For Question 1, 72.7% of volunteers who had reported a fall also reported good quality of life. There was a misperception of the volunteers about their welfare, since that which related to falls did not affect their judgment of their quality of life. Previous research showed that falls affect quality of life of those prone to falls.[17] The same pattern was observed for the second question (54.5%), indicating that social, environmental, and psychological aspects may have influenced the perception of the subjects. We observed that high scores in other questions affected the importance of fall events, especially when they were sporadic.
A considerable percentage of our sample reported good quality of life and satisfaction with their health, in addition to balance complaints. This led us to believe that positive responses did not follow the same pattern as other studies, some of which showing that complaints and gait disorders directly affect quality of life and health.[32]
The quality of life is determined by an individual's self-perception, therefore, it is subjective. Various factors are considered including lifestyle, expectations, motivations, and psychological state.[2]

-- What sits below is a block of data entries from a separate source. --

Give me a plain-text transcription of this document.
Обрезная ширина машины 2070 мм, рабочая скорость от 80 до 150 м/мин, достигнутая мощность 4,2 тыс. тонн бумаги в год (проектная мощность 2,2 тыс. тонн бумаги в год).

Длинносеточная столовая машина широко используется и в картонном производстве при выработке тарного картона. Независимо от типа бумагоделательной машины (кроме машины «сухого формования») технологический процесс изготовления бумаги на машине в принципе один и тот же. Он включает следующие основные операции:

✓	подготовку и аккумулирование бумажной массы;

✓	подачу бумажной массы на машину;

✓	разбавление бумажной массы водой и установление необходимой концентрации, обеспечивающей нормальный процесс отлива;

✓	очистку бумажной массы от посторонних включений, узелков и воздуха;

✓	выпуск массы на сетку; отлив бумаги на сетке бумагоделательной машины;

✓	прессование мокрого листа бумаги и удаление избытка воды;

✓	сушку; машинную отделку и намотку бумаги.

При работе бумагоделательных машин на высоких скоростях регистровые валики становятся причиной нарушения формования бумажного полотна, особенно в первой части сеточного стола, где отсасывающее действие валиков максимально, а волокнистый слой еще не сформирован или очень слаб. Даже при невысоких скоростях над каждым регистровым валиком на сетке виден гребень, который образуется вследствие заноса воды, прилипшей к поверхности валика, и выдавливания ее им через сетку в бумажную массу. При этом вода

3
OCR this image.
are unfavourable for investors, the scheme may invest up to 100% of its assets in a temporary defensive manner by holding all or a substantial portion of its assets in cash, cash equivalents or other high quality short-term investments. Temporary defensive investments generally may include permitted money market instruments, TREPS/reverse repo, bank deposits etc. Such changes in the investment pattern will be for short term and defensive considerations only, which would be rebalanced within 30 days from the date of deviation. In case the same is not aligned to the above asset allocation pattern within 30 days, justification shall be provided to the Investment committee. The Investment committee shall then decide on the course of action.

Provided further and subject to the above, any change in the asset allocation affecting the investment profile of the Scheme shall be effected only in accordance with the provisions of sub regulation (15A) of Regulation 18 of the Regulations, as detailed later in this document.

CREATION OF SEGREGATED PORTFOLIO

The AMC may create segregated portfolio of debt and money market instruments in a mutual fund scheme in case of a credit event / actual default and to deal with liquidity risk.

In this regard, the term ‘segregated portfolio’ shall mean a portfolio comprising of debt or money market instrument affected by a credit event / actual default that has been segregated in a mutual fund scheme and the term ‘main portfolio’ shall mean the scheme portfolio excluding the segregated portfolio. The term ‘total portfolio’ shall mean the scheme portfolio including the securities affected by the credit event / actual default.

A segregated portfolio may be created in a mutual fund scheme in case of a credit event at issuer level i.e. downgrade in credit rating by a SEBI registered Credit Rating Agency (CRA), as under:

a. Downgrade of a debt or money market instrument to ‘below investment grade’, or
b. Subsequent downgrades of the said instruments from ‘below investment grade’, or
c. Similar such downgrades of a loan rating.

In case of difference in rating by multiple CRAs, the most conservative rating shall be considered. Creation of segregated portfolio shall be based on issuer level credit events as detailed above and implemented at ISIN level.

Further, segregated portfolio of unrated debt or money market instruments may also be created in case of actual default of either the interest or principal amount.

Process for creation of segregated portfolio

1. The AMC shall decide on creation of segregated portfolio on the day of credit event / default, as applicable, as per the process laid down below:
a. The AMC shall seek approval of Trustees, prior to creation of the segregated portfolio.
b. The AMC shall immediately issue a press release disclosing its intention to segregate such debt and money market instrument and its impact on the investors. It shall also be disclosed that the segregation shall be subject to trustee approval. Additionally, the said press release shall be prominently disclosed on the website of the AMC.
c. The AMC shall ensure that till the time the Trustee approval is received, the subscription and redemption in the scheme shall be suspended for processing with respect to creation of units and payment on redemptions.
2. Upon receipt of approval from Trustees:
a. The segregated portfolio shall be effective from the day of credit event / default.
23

[5] This subjectivity and range of factors allow for mixed results, for example, two subjects with the same disease which respond differently to questions regarding their quality of life and health. Therefore, we believe that dizzinesś complaints do not influence an individual's self-perception of their quality of life and health.
Conclusion
In this study, we found that the quality of life and health of elderly people was adequate in the presence of complaints and gait disorders, which was unexpected. According to the WHOQOL-Brief, the quality of life of the subjects was either good or very good, even when a considerable percentage reported falls and gait disturbances. Gender and age did not affect quality of life assessment or DGI, neither were these factors associated with falls.